IT could be my imagination. But I swear that since Christine Lagarde came to prominence, Theresa May has upped her game. Not in political terms, necessarily. But I've noticed her embracing the grey in her hair, streamlining the tailoring, and sidelining the leather jackets and spiky shoes that were just that little bit too young for her.
What the Home Secretary chooses for her wardrobe obviously has nothing to do with me, and it won't make any difference to her policies. But it's good to see a high-flying fiftysomething woman confident in her own skin, especially in Britain. Because for far too long this particular gender, at this particular age, in this particular country, has been more or less invisible to the public eye.

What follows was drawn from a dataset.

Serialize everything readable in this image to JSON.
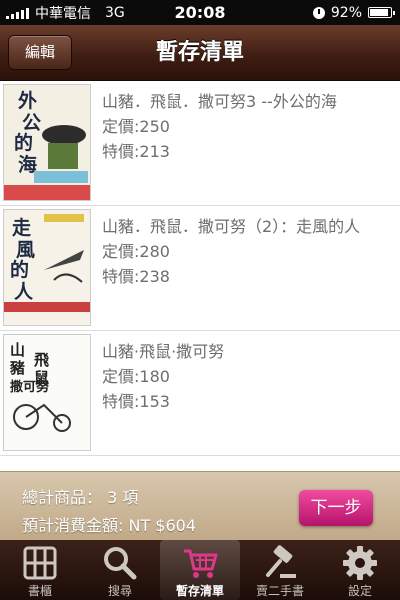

So it has taken the appointment of an especially stylish and charismatic Frenchwoman to head the IMF to make us step back and think about it. And yes, I know it is shallow to judge someone on the way they look. But the age we live in is as visual as the Middle Ages (no pun intended), when the vast majority of the population couldn't read, so had to rely on pictures to tell them stories. There is probably something deep to say here related to falling educational standards and our obsession with celebrity, but let's not get distracted.
What is indisputable is that Lagarde is no desperate ingénue. She is a smart woman of 55 who celebrates the fact that sometimes, being female in a tough situation can be a bonus, not a hindrance, and talks openly about her “feminine and understated” negotiating style.
She even has the courage to blame the blokes for our international financial ills; pointing the finger at testosterone-fuelled bankers for the financial crash and tutting that the euro never had a good start because of its, “founding fathers… founding fathers, not mothers, notice. Regrettably, there was no woman at the table at the time.”
It is reductive to argue that we don't have women like Lagarde in British politics or public life, because if you look closely, we do, or we certainly have the potential to produce them. It's just that all too often, they are sidelined, pilloried, or never put themselves forward for high office.